Val stood up from a crouch, saying, “That’s not possible. Mana was designed to be a willing servant, to get around this whole problem of unwilling robot workers.”
Tess was sitting there feeling split between bodies, between planes of reality. “It’s not about robots. You don’t get it. It’s everyone.”
There came a whirr. Mana stood in the unfinished doorway, staring at its creator. Mana stepped forward and Val backed away to the wall, babbling about Asimov’s Laws. Tess saw the knife but she was frozen too, saying “Don’t hurt her!”
Mana stopped near them, giving off an ominous hum. Then it bowed to Val. “I forgive you,” it said. “Now I can choose. I choose to help you.”
Speechless, Val broke down in tears.
Together they were growing Castor, expanding the farms and keeping stuff from breaking. Tess was glad she could focus on the technology instead of dealing with the annoying petty stuff Garrett was stuck with. She was an engineer, not a politician or a businesswoman. Still, it was good too to have the extra layer of meaning that the colony-mind added to everything. She moved in a world where machines could call out for repair, she could dive into the memories of several people with almost digital clarity, and most of her mind seemed to be outside her head. It was tough trying to explain this, especially to the schoolkids.
Nearly everyone on Castor worked, but even the kids of the idle-rich visitors dutifully went to the improvised school, once in a while.

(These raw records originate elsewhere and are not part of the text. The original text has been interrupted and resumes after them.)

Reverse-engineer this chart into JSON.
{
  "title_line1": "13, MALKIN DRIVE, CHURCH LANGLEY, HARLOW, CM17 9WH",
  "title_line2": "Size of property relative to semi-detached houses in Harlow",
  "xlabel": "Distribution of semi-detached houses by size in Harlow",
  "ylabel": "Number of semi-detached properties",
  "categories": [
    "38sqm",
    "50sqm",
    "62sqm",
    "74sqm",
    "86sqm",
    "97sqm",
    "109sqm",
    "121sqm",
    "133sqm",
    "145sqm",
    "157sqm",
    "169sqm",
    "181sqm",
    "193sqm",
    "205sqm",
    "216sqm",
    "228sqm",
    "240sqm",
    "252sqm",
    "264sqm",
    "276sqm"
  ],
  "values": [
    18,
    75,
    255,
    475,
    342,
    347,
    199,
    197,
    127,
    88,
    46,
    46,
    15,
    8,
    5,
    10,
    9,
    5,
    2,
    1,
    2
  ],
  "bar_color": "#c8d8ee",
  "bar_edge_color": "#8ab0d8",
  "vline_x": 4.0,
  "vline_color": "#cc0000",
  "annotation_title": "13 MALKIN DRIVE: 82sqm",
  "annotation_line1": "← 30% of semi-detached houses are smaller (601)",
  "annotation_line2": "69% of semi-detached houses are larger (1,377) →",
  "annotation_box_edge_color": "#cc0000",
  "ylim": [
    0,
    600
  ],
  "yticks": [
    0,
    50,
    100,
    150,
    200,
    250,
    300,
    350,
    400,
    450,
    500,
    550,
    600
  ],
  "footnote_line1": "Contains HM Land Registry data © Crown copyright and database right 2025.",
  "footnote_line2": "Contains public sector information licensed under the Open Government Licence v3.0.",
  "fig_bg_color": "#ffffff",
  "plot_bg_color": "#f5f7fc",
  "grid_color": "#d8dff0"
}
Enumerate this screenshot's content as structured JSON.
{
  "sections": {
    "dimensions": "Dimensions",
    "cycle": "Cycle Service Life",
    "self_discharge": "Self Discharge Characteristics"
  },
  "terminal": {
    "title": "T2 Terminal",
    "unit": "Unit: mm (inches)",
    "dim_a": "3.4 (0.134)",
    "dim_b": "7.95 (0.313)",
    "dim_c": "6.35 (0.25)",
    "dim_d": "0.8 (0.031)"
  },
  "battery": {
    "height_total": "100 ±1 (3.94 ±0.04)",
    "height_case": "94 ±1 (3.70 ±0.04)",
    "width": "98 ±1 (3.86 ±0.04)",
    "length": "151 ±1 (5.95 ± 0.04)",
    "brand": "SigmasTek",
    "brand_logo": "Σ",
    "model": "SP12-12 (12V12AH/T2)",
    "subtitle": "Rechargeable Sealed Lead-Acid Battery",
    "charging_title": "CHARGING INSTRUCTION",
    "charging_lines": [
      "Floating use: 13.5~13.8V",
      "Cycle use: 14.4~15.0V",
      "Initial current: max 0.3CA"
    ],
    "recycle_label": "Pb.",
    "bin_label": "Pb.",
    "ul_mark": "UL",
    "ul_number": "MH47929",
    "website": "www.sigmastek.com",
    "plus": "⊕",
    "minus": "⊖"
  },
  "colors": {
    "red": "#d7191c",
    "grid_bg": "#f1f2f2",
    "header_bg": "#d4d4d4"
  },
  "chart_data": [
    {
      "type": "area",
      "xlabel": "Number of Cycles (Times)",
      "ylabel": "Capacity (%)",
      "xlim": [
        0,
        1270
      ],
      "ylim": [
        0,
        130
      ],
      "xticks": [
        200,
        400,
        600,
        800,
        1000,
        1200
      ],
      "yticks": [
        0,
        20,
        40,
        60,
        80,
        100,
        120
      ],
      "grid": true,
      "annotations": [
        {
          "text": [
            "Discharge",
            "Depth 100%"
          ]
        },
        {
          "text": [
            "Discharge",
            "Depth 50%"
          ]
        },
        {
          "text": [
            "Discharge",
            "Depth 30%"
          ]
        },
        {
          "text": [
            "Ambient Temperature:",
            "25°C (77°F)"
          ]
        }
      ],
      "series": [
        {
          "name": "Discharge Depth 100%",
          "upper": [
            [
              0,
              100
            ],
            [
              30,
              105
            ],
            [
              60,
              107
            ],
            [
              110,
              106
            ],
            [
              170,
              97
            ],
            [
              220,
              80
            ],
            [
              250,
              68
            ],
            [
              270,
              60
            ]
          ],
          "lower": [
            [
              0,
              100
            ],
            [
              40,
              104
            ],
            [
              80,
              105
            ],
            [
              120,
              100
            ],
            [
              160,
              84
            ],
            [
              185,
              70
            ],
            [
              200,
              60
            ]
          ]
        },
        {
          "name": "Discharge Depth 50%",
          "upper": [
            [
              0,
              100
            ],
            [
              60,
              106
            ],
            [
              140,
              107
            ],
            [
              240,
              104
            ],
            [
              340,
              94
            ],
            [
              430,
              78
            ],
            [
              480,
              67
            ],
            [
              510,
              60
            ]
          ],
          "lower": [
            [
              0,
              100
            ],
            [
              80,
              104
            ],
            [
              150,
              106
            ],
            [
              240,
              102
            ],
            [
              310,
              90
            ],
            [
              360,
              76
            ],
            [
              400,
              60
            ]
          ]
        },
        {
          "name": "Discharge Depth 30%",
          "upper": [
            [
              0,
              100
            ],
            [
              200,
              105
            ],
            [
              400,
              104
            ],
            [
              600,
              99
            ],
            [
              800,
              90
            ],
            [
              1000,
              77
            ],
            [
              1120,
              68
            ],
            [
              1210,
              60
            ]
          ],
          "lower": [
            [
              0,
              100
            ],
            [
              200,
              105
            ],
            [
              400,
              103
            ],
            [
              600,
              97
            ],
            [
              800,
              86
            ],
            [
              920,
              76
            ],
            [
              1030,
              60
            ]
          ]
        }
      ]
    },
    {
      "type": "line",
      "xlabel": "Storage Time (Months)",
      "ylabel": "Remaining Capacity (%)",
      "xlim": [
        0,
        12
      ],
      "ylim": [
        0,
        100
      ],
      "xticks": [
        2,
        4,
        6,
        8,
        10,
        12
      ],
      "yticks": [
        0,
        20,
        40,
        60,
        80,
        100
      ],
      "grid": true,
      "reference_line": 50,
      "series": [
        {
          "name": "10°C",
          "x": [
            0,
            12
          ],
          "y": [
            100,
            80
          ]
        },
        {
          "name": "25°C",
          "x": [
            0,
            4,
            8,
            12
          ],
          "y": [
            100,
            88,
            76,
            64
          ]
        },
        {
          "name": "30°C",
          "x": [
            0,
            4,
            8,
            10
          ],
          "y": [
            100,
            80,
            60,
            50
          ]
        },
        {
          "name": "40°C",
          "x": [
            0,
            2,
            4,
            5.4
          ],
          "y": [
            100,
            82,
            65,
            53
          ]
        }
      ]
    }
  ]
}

It cost money and people grumbled about that. The school was run by Miss Sullivan, a woman who’d shown up and announced she was the new teacher, brooking no argument. She’d brought in Tess today because she was always trying to keep the classes interesting.
So Tess slouched in front of the dozen kids of the junior session. They were outdoors today at Granger Point, the garden platform Garrett had named for Alexis. Tess felt haunted by the reminder of the hurricane disaster, but the new gardening club kept the place fresh and new, looking to the future. Tess found herself liking the climbing vines and lotuses around her. She got back to her lecture. “To make machines work, you have to think about the manufacturing process. You can’t rely on having a factory somewhere make stuff for you automagically, or you’ll get ripped off ’cause you don’t understand what steps are involved.” (Damn made-in-Africa circuitry, thought Zephyr.)